Passing security token between back-end and front-end

While working on SlothCMS I encountered a problem, how to pass a security token between front-end and back-end. In this post I want to explore several possibilities.

Major assumption: HTTPS is standard.

Current situation

At the time of writing this post SlothCMS uses HTTP header item Authorization which follows the usual convention: Authorization: <type> <credentials> . As a type SlothCMS sends value Token  and as credentials hexadecimal string which is created from random 64 bytes in PHP on the back-end.

It’s probably not the standard solution and after giving it more thought it’s time to explore other solutions.

Alternatives

Cookie based

Most common implementation that I’ve seen so far is using cookies. It certainly has an advantage compared to keeping the data only while the session lasts, e.g. how it is currently implemented in SlothCMS.

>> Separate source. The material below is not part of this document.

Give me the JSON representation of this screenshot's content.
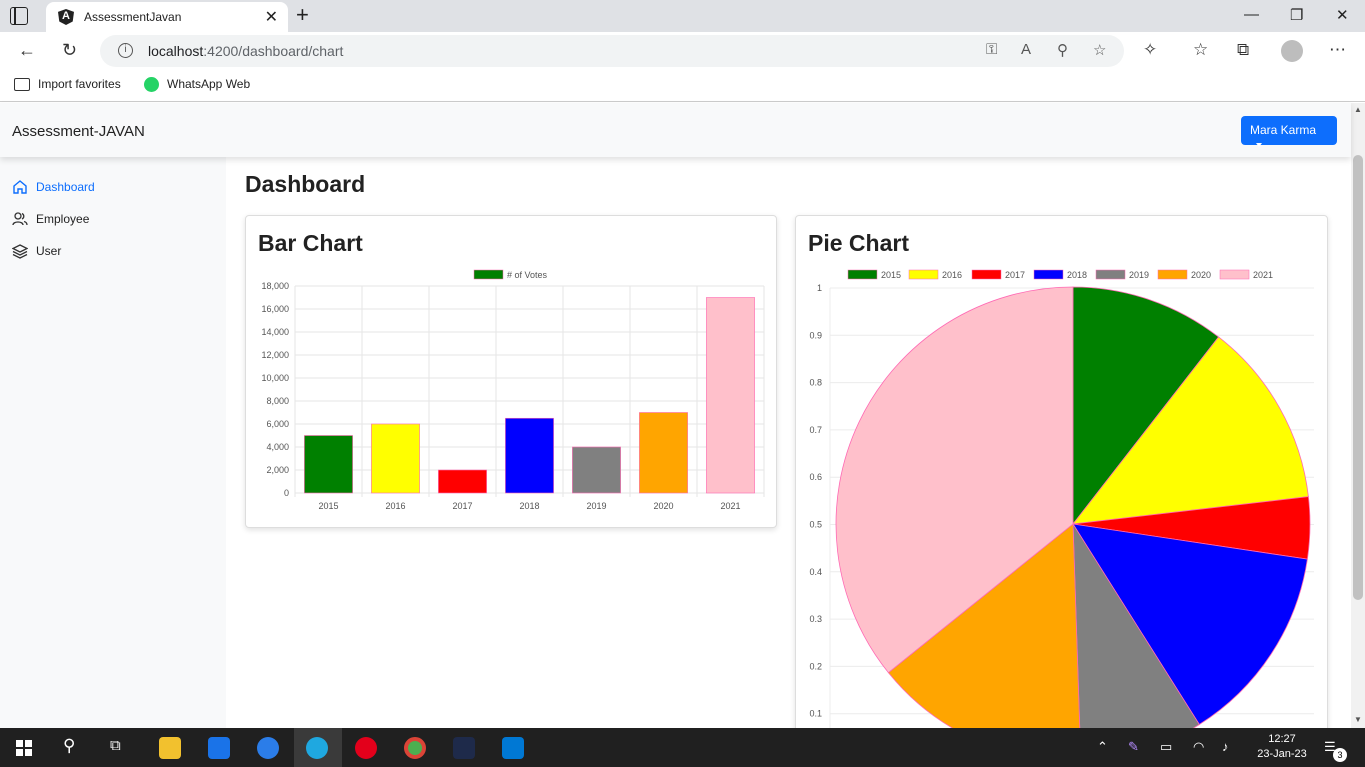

Different Authorization header

JWT

JWT is an interesting variation of Authorization header which basically uses three strings encrypted by Base-64 algorithm. Those strings are:

  • header
  • payload
  • signature

First two are JSONs, hence the name JSON Web Token, and the third one is a string which confirms validity of those two JSONs.

At the moment this feels as an overkill for SlothCMS project but there will be time for more experimenting with this on SlothCMS project.

Query String

Query strings is something I was told not to do in the age of HTTP. The basic logic behind it is to put all credentials into URL after ?  which denotes start of the query string. An URL example would be: https://example.com?token=someToken&user=username.

There are several downsides for Query Strings:

  • browser history will retain access credentials
  • web server may store those credentials in logs
  • GET requests can be quite dangerous when it comes to sensitive data
  • devious bot can start generating random strings and can be lucky

Using body

The one way how to pass credentials between Front-end and Back-end which feels most icky is the last one. Basically it means mixing keeping credentials in the body. In case of JSON it would look like similar to this, depending on the actual implementation:

As you can see there’s a problem with having different types of information too close together.

If one were to use this type of credential passing, one would have to include at every end-point calls for authentication service.

Conclusion

My current implementation although custom doesn’t deviate from what is used in the wild, e.g. Amazon’s use of authorization headers, that much. In the future I plan to explore JWT a bit more.